The above cases refer to past medical services, and the evidence necessary before they may be submitted to the jury as elements of damage. The evidence with reference to medical services expected to be necessary, furnishes no data whatever upon which to base any compensation to the plaintiff.
As was said in Page v. President etc. Co., 34 App. Div. 618, 54 N. Y. Supp. 442:
“True, for such services it could not be fixed with the accuracy that it could for those already rendered; but some proof, at least, might have been given by the expert witnesses who testified as to the permanent character of the injury, not only whether medical services would thereafter be needed, but also as to their character, and their probable duration and value. . . .
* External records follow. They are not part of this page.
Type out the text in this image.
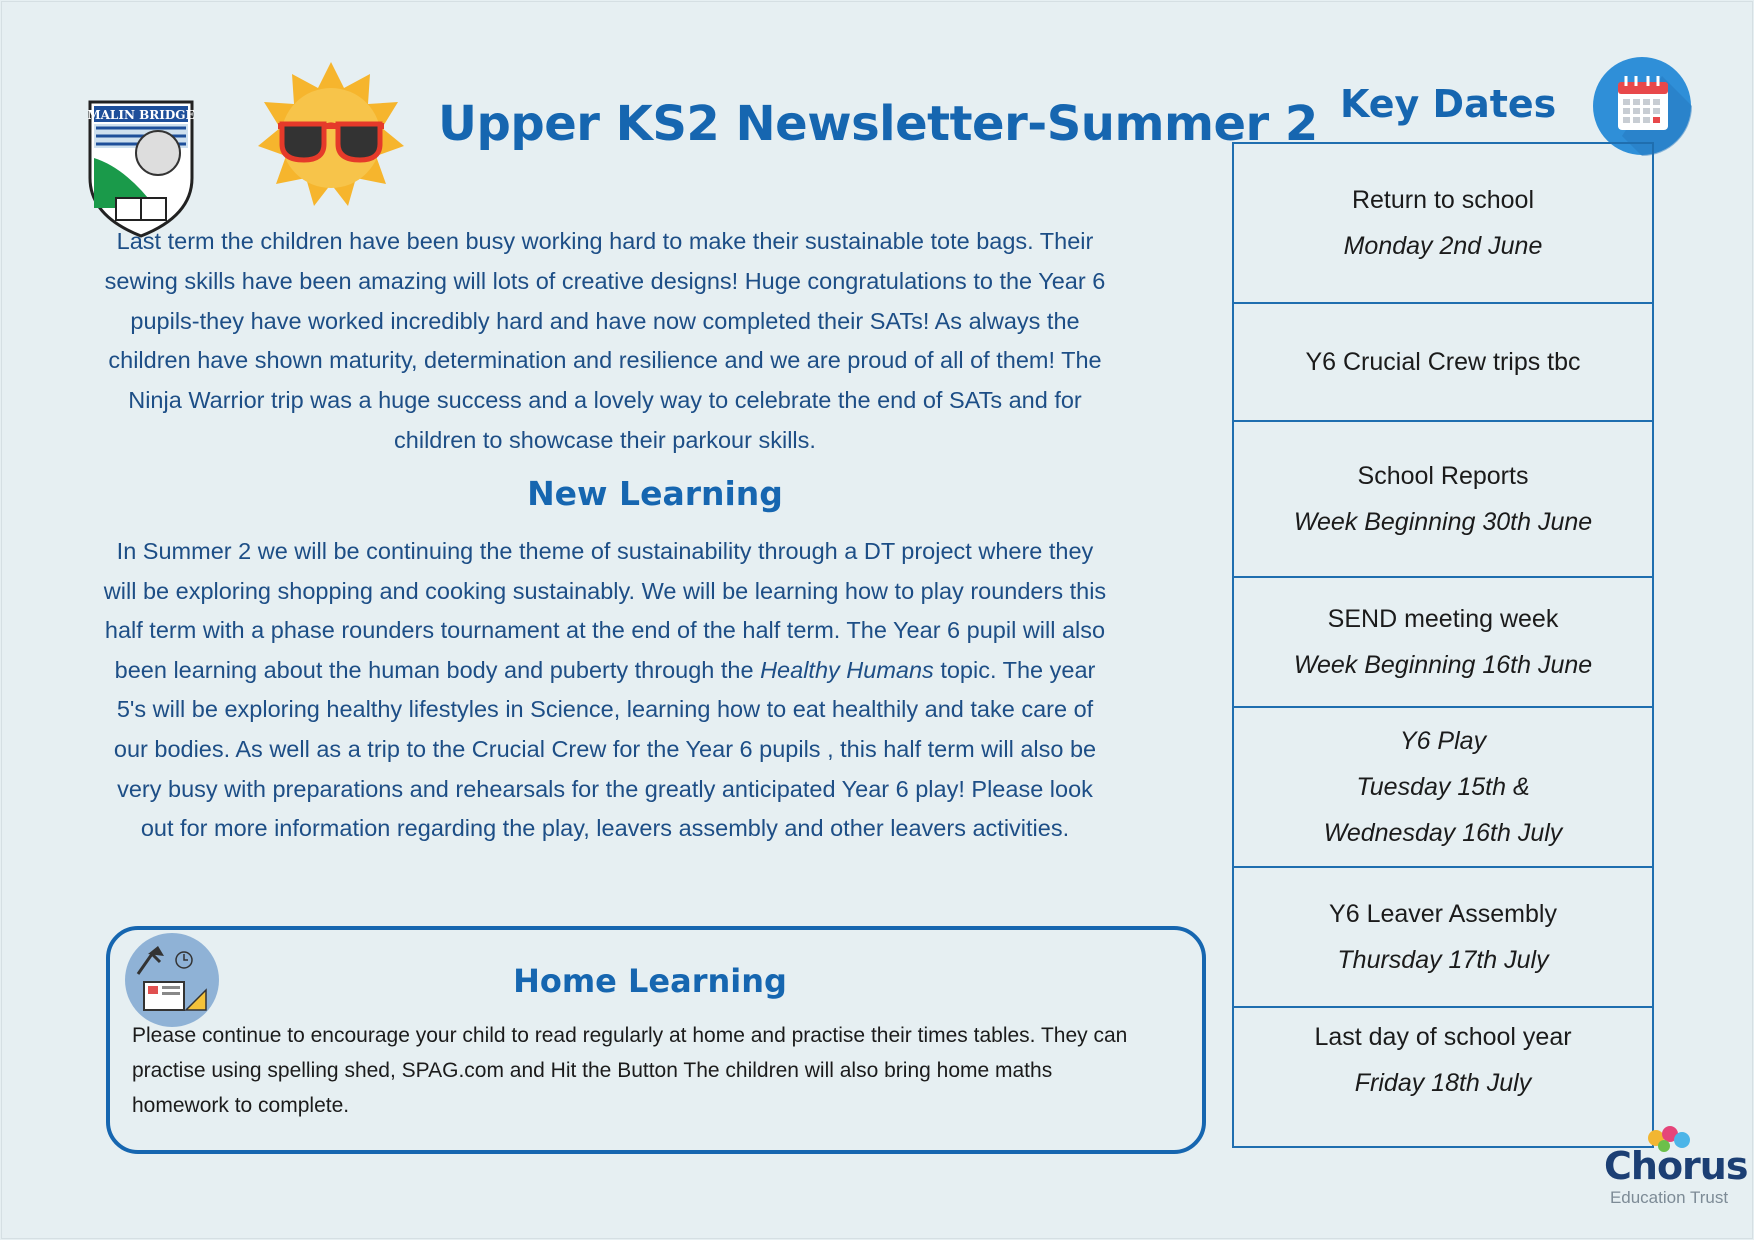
MALIN BRIDGE	Upper KS2 Newsletter-Summer 2

Last term the children have been busy working hard to make their sustainable tote bags. Their sewing skills have been amazing will lots of creative designs! Huge congratulations to the Year 6 pupils-they have worked incredibly hard and have now completed their SATs! As always the children have shown maturity, determination and resilience and we are proud of all of them! The Ninja Warrior trip was a huge success and a lovely way to celebrate the end of SATs and for children to showcase their parkour skills.

New Learning

In Summer 2 we will be continuing the theme of sustainability through a DT project where they will be exploring shopping and cooking sustainably. We will be learning how to play rounders this half term with a phase rounders tournament at the end of the half term. The Year 6 pupil will also been learning about the human body and puberty through the Healthy Humans topic. The year 5's will be exploring healthy lifestyles in Science, learning how to eat healthily and take care of our bodies. As well as a trip to the Crucial Crew for the Year 6 pupils , this half term will also be very busy with preparations and rehearsals for the greatly anticipated Year 6 play! Please look out for more information regarding the play, leavers assembly and other leavers activities.

Home Learning

Please continue to encourage your child to read regularly at home and practise their times tables. They can practise using spelling shed, SPAG.com and Hit the Button The children will also bring home maths homework to complete.

Key Dates
Return to school
Monday 2nd June
Y6 Crucial Crew trips tbc
School Reports
Week Beginning 30th June
SEND meeting week
Week Beginning 16th June
Y6 Play
Tuesday 15th &
Wednesday 16th July
Y6 Leaver Assembly
Thursday 17th July
Last day of school year
Friday 18th July
Chorus
Education Trust
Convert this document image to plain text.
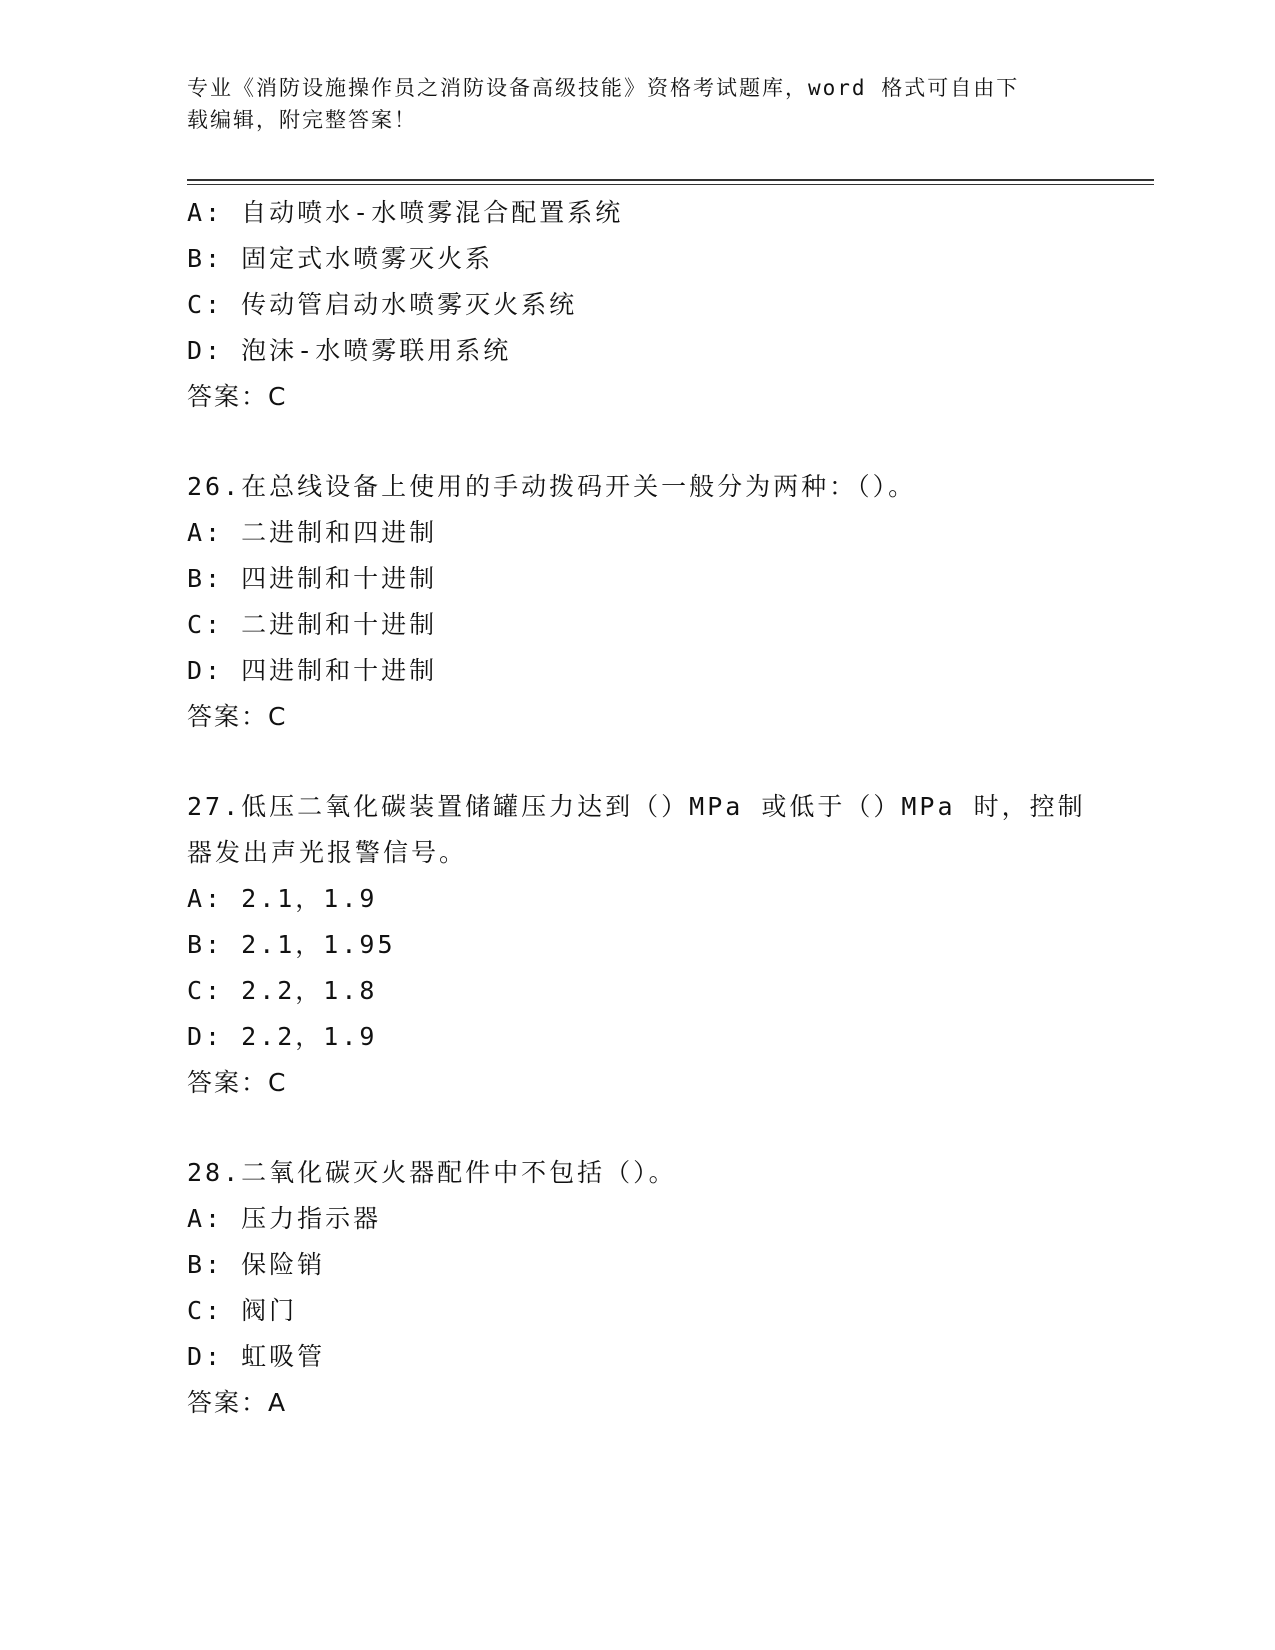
专业《消防设施操作员之消防设备高级技能》资格考试题库，word 格式可自由下
载编辑，附完整答案！
A: 自动喷水-水喷雾混合配置系统
B: 固定式水喷雾灭火系
C: 传动管启动水喷雾灭火系统
D: 泡沫-水喷雾联用系统
答案：C
26.在总线设备上使用的手动拨码开关一般分为两种：（）。
A: 二进制和四进制
B: 四进制和十进制
C: 二进制和十进制
D: 四进制和十进制
答案：C
27.低压二氧化碳装置储罐压力达到（）MPa 或低于（）MPa 时，控制
器发出声光报警信号。
A: 2.1，1.9
B: 2.1，1.95
C: 2.2，1.8
D: 2.2，1.9
答案：C
28.二氧化碳灭火器配件中不包括（）。
A: 压力指示器
B: 保险销
C: 阀门
D: 虹吸管
答案：A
*559“Any attempt to fix the amount of the expenses so liable to be incurred would be the purest guesswork. For that reason the case was not one in which a jury could lawfully estimate and allow compensation for such ‘prospective future expense,’ and the instruction that they might do so was error.”
It is not possible for anyone to say what amount the jury may have allowed the plaintiff for past and future medical and surgical aid. They were told, however, that they might consider these as elements in making up the plaintiff’s damages, and, since there was no evidence that the plaintiff had expended or contracted to expend anything, or that there was a probability that he would in the future have to do so on that account, whatever was included in the verdict for medical treatment must of necessity have been arrived at by mere guess.
The plaintiff stated his cause of action in two counts: One under the liability law and one under the common law. Defendant complains that the court erred in not requiring plaintiff to elect upon which cause of action he would proceed before the trial was begun, and in permitting the plaintiff to read both causes of action to the jury. It does not appear that the defendant was or might have been prejudiced by this action of the court.
The defendant’s answer raised other questions, but they were all, except the ones we have considered, abandoned on appeal. The only propositions presented to this court for determination are the ones that we have gone into.
For the error committed in giving these instructions, we find it necessary to reverse the case, with directions that the defendant be granted a new trial.